In the era of Trump, learning to be an ‘active bystander’ to protect victims of harassment

People take part in a protest Friday, Jan. 20, 2017, in Nashville, Tenn., organized to combat harsh rhetoric by Donald Trump. The protesters observed 15 minutes of silence during the time Trump took the Presidential oath of office in Washington. (AP Photo/Mark Humphrey)
Protesters in Nashville, Tenn., observed 15 minutes of silence during the time Trump took the presidential oath of office. (Photo: Mark Humphrey/AP)

Just a few hours after Donald Trump was sworn in as the 45th president of the United States, dozens of concerned D.C.-area residents took their own oath in a local church to become “active bystanders” in the Trump era, intervening to protect victims of harassment.

“So there was an oath taken on the Hill today and we don’t really want to think about it,” said Tameka Bell, a grassroots organizer leading the “nonviolent active bystander” training in an Episcopal church in Silver Spring, Md., Friday afternoon.

Bell then led the group in their own oath, pledging to “uphold honor and respect for others with my words and actions.”

The group of about 100 locals split up into groups of four to act out various scenarios where someone is being harassed to practice how to intervene without escalating the confrontation. They learned how to use “combat breath” — breathe in for four seconds, breathe out for four seconds — to lower their heart rate and stay calm during tense exchanges, and how to videotape conflicts on their cellphones. Hundreds of others participated in similar training in more than 20 area churches Friday.

Participants found playing the “aggressor” by far the most uncomfortable. “I apologize to you in advance for anything I say,” one announced before demanding that her partner, playing a Muslim woman, take off her imaginary hijab. “I felt like a total jerk,” she said afterward. “But the people who do that don’t feel that way. They feel empowered.”

“Go back to Mexico! Speak English!” another woman yelled at the “target” in her group. The group’s designated “bystander” swooped in, serving as a physical barrier between them and asking the victim if she needed help.

“Being the harasser was awful,” said Judi Rockhill, who came to the training with her two high school-age daughters. Rockhill said she had seen more harassment going on in her community and wanted to come to the training to learn how to respond.

Several people who showed up for the training mentioned they were worried about graffiti at a local elementary school that said “Kill blacks,” which appeared in November. In December, police investigated graffiti at the same school that said “Kill all whites.”

“I thought that our community was better,” said Frances, a participant who did not want to give her last name.

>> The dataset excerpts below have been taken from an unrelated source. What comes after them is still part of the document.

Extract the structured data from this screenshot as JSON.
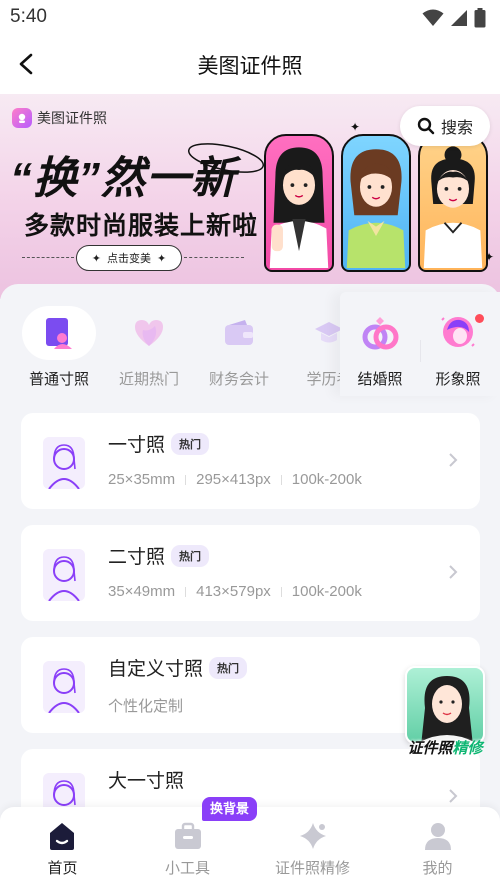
{
  "status_bar": {
    "time": "5:40"
  },
  "nav": {
    "title": "美图证件照"
  },
  "banner": {
    "brand": "美图证件照",
    "headline": "“换”然一新",
    "subheadline": "多款时尚服装上新啦",
    "cta": "点击变美"
  },
  "search": {
    "label": "搜索"
  },
  "categories": [
    {
      "label": "普通寸照",
      "icon": "portrait-card-icon",
      "active": true
    },
    {
      "label": "近期热门",
      "icon": "heart-icon",
      "active": false
    },
    {
      "label": "财务会计",
      "icon": "wallet-icon",
      "active": false
    },
    {
      "label": "学历考",
      "icon": "graduation-cap-icon",
      "active": false
    }
  ],
  "categories_right": [
    {
      "label": "结婚照",
      "icon": "rings-icon"
    },
    {
      "label": "形象照",
      "icon": "profile-icon"
    }
  ],
  "specs": [
    {
      "title": "一寸照",
      "badge": "热门",
      "size_mm": "25×35mm",
      "size_px": "295×413px",
      "file_size": "100k-200k"
    },
    {
      "title": "二寸照",
      "badge": "热门",
      "size_mm": "35×49mm",
      "size_px": "413×579px",
      "file_size": "100k-200k"
    },
    {
      "title": "自定义寸照",
      "badge": "热门",
      "description": "个性化定制"
    },
    {
      "title": "大一寸照"
    }
  ],
  "float_promo": {
    "label_main": "证件照",
    "label_accent": "精修"
  },
  "tab_bar": {
    "tabs": [
      {
        "label": "首页",
        "icon": "home-icon",
        "active": true
      },
      {
        "label": "小工具",
        "icon": "toolbox-icon",
        "active": false
      },
      {
        "label": "证件照精修",
        "icon": "sparkle-star-icon",
        "active": false
      },
      {
        "label": "我的",
        "icon": "user-icon",
        "active": false
      }
    ],
    "tool_badge": "换背景"
  },
  "colors": {
    "accent": "#8a3ff8",
    "primary_purple": "#7b4cf0",
    "promo_green": "#0fb673"
  }
}
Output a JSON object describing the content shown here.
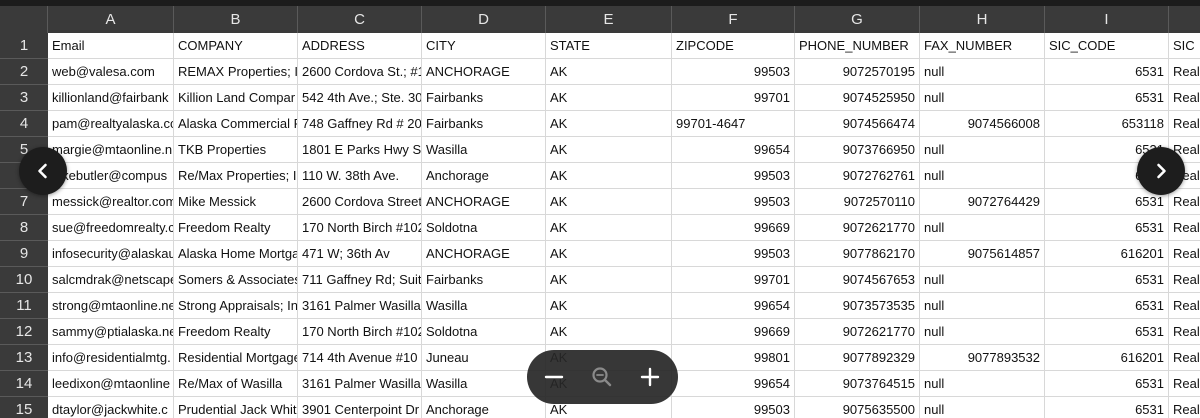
{
  "columns": [
    "A",
    "B",
    "C",
    "D",
    "E",
    "F",
    "G",
    "H",
    "I",
    ""
  ],
  "rows": [
    {
      "n": "1",
      "cells": [
        "Email",
        "COMPANY",
        "ADDRESS",
        "CITY",
        "STATE",
        "ZIPCODE",
        "PHONE_NUMBER",
        "FAX_NUMBER",
        "SIC_CODE",
        "SIC"
      ]
    },
    {
      "n": "2",
      "cells": [
        "web@valesa.com",
        "REMAX Properties; Ir",
        "2600 Cordova St.; #1",
        "ANCHORAGE",
        "AK",
        "99503",
        "9072570195",
        "null",
        "6531",
        "Real"
      ]
    },
    {
      "n": "3",
      "cells": [
        "killionland@fairbank",
        "Killion Land Compar",
        "542 4th Ave.; Ste. 30",
        "Fairbanks",
        "AK",
        "99701",
        "9074525950",
        "null",
        "6531",
        "Real"
      ]
    },
    {
      "n": "4",
      "cells": [
        "pam@realtyalaska.cc",
        "Alaska Commercial F",
        "748 Gaffney Rd # 20",
        "Fairbanks",
        "AK",
        "99701-4647",
        "9074566474",
        "9074566008",
        "653118",
        "Real"
      ]
    },
    {
      "n": "5",
      "cells": [
        "margie@mtaonline.n",
        "TKB Properties",
        "1801 E Parks Hwy St",
        "Wasilla",
        "AK",
        "99654",
        "9073766950",
        "null",
        "6531",
        "Real"
      ]
    },
    {
      "n": "6",
      "cells": [
        "lakebutler@compus",
        "Re/Max Properties; Ir",
        "110 W. 38th Ave.",
        "Anchorage",
        "AK",
        "99503",
        "9072762761",
        "null",
        "6531",
        "Real"
      ]
    },
    {
      "n": "7",
      "cells": [
        "messick@realtor.com",
        "Mike Messick",
        "2600 Cordova Street",
        "ANCHORAGE",
        "AK",
        "99503",
        "9072570110",
        "9072764429",
        "6531",
        "Real"
      ]
    },
    {
      "n": "8",
      "cells": [
        "sue@freedomrealty.c",
        "Freedom Realty",
        "170 North Birch #102",
        "Soldotna",
        "AK",
        "99669",
        "9072621770",
        "null",
        "6531",
        "Real"
      ]
    },
    {
      "n": "9",
      "cells": [
        "infosecurity@alaskau",
        "Alaska Home Mortga",
        "471 W; 36th Av",
        "ANCHORAGE",
        "AK",
        "99503",
        "9077862170",
        "9075614857",
        "616201",
        "Real"
      ]
    },
    {
      "n": "10",
      "cells": [
        "salcmdrak@netscape",
        "Somers & Associates",
        "711 Gaffney Rd; Suit",
        "Fairbanks",
        "AK",
        "99701",
        "9074567653",
        "null",
        "6531",
        "Real"
      ]
    },
    {
      "n": "11",
      "cells": [
        "strong@mtaonline.ne",
        "Strong Appraisals; In",
        "3161 Palmer Wasilla",
        "Wasilla",
        "AK",
        "99654",
        "9073573535",
        "null",
        "6531",
        "Real"
      ]
    },
    {
      "n": "12",
      "cells": [
        "sammy@ptialaska.ne",
        "Freedom Realty",
        "170 North Birch #102",
        "Soldotna",
        "AK",
        "99669",
        "9072621770",
        "null",
        "6531",
        "Real"
      ]
    },
    {
      "n": "13",
      "cells": [
        "info@residentialmtg.",
        "Residential Mortgage",
        "714 4th Avenue #10",
        "Juneau",
        "AK",
        "99801",
        "9077892329",
        "9077893532",
        "616201",
        "Real"
      ]
    },
    {
      "n": "14",
      "cells": [
        "leedixon@mtaonline",
        "Re/Max of Wasilla",
        "3161 Palmer Wasilla",
        "Wasilla",
        "AK",
        "99654",
        "9073764515",
        "null",
        "6531",
        "Real"
      ]
    },
    {
      "n": "15",
      "cells": [
        "dtaylor@jackwhite.c",
        "Prudential Jack Whit",
        "3901 Centerpoint Dr",
        "Anchorage",
        "AK",
        "99503",
        "9075635500",
        "null",
        "6531",
        "Real"
      ]
    }
  ],
  "icons": {
    "prev": "chevron-left-icon",
    "next": "chevron-right-icon",
    "zoom_out": "minus-icon",
    "zoom_reset": "magnifier-icon",
    "zoom_in": "plus-icon"
  },
  "colors": {
    "header_bg": "#3a3a3a",
    "header_text": "#e6e6e6",
    "grid": "#d8d8d8",
    "nav_btn": "#1d1d1d"
  }
}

Robert Harvey, the reverend of the Episcopal Church of Our Savior nearby, said he decided to come to the training because of two acts of hate he had witnessed in recent weeks. The Thursday after the presidential election, he saw two young men in a thrift store parking lot shouting at a Latina woman to leave the country. He helped her walk back into the store and told the men he would call the cops. Harvey said they responded they could do what they wanted because Trump won. Two days later, Harvey’s church was defaced with a marker. “Trump Nation Whites Only,” was scrawled on the building and on a banner that announced a Spanish-language Mass. (About 80 percent in Harvey’s congregation are immigrants.)

The Southern Poverty Law Center published a report saying acts of bias-motivated harassment were up dramatically across the country after Trump’s election. These claims are hard to verify until authorities have investigated them.

Bell, the leader of the training, told the group to harness their “moral outrage” so they can step in and protect people who are being harassed when necessary. That prompted a back and forth with participants who worried that moral outrage and anger were not appropriate because they could lead to more hate and tension in their community.

“There’s a difference between hate and moral outrage,” Bell said. “The folks in this room are the freedom fighters.”

The training was organized by the D.C.-based group Swamp Revolt, which encourages people to do one thing a day to “denounce the politics of division.”